— Ты не думал бежать? — спросила Красавица.

— Только о побеге и мечтал! Но меня постоянно стерегли солдаты, и я был абсолютно гол. Даже если бы удалось добежать до хижины какого-нибудь крестьянина, меня тут же схватили бы и вернули солдатам ради выкупа. И подвергли бы еще большим пыткам и унижению. Так я и ехал, перекинутый через седло, связанный по рукам и ногам, вне себя от ярости.

Наконец мы добрались до замка, где мною сразу занялся грум. Он наскоро отмыл меня, умастил маслом и после представил Королеве. Ее величество, такая прекрасная и холодная, поразила меня. Ни разу прежде не видел я таких чудесных и в то же время ледяных глаз. Я дерзил, отказывался подчиняться, а Королева только смеялась надо мной. Она приказала вставить мне кожаный кляп — ты, должно быть, видела такой, его запросто не выплюнешь — и надеть на меня хитрую упряжь, которая не давала подняться с четверенек. Я мог двигаться только по-собачьи, как было приказано: от ошейника тянулась цепочка к оковам на руках, от них — цепочка к ремням на лодыжках и коленях…

Затем ее величество взяла «длинный поводок», как она его называет — прут с кожаным членом на конце. Никогда не забуду момент, когда она ткнула меня им в анус. Я сразу побежал вперед, как послушный пес. Когда я артачился и ложился на пол, Королева смеялась и бралась за лопаточку.

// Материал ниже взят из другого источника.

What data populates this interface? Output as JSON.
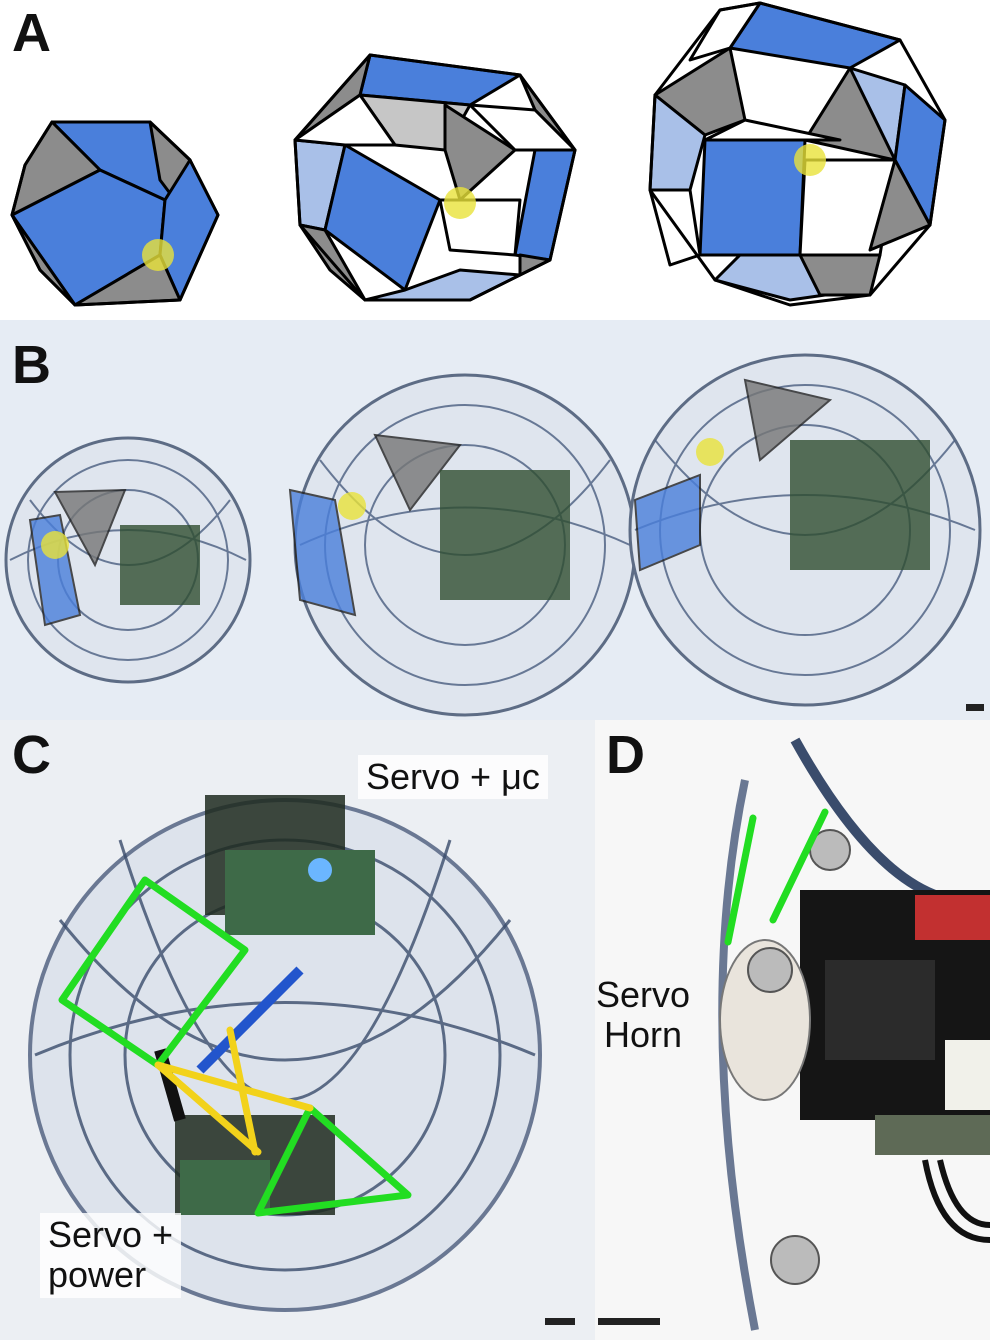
{
  "panels": {
    "a": {
      "letter": "A"
    },
    "b": {
      "letter": "B"
    },
    "c": {
      "letter": "C",
      "label_top": "Servo + μc",
      "label_bottom_line1": "Servo +",
      "label_bottom_line2": "power"
    },
    "d": {
      "letter": "D",
      "label_line1": "Servo",
      "label_line2": "Horn"
    }
  },
  "colors": {
    "face_blue": "#4a7fdb",
    "face_light_blue": "#a9c0e8",
    "face_gray": "#8c8c8c",
    "face_light_gray": "#c6c6c6",
    "joint_yellow": "#e8e23a",
    "highlight_green": "#22dd22",
    "highlight_yellow": "#f2d21b"
  }
}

Я отказывался подчиняться, кипел от гнева; чем больше меня секли, тем упорнее я противился. Тогда меня подвесили и пороли несколько часов кряду, на глазах у прочих, немало смущенных, рабов. Пойми, для них достаточно было команды и нескольких шлепков, чтобы начать повиноваться, к тому же они твердо знали: из Замка не сбежать, служба продлится несколько лет, а до тех пор они — рабы, голые и беспомощные. Я же ни капли не проникся их убеждением.

После порки зад и ноги превратились в один сплошной очаг боли, но мне было плевать. Я упрямился изо всех сил, не давая члену затвердеть.

Лорд Грегори потратил уйму времени на объяснения. Когда у тебя стоит, говорил он, когда кровь твоя пузырится от страсти, побои сносить куда легче. И куда проще понять, почему так важно удовлетворить госпожу.

Я его не слушал.

Королева же находила меня забавным. Прелестнее меня, мол, рабов еще не присылали. Денно и нощно я стоял у нее в покоях, привязанный к стене, и она якобы любовалась мною… хотя на самом деле позволяла любоваться собой, желать ее.

Да, поначалу я отворачивался, но позже, мало-помалу, стал к ней присматриваться. Запомнил каждую деталь ее тела: злые черные глаза, густые волосы, длинные стройные ноги, белые груди. Запомнил, как она спит, как ходит по опочивальне, как изящно кушает… Время от времени она порола меня, однако знаешь что? Порка спасала от скуки. Порка и наблюдение за Королевой. Я с нетерпением ждал, когда меня высекут или когда можно будет полюбоваться на Королеву.

— Да она просто дьявол! — ахнула Красавица. Теперь-то ей все стало ясно.

— Так и есть. Королева отлично знает, какой красотой наделена.

Наедине с собой я рвал путы и проклинал все на свете. Но вот Королева возвращалась, и я вновь видел ее алые губы и мягкие черные локоны. Я задыхался от волнения, глядя, как ее величество раздевается. Больше всего мне нравился момент, когда она распускала волосы, а уж когда она ложилась в ванну, я просто сходил с ума.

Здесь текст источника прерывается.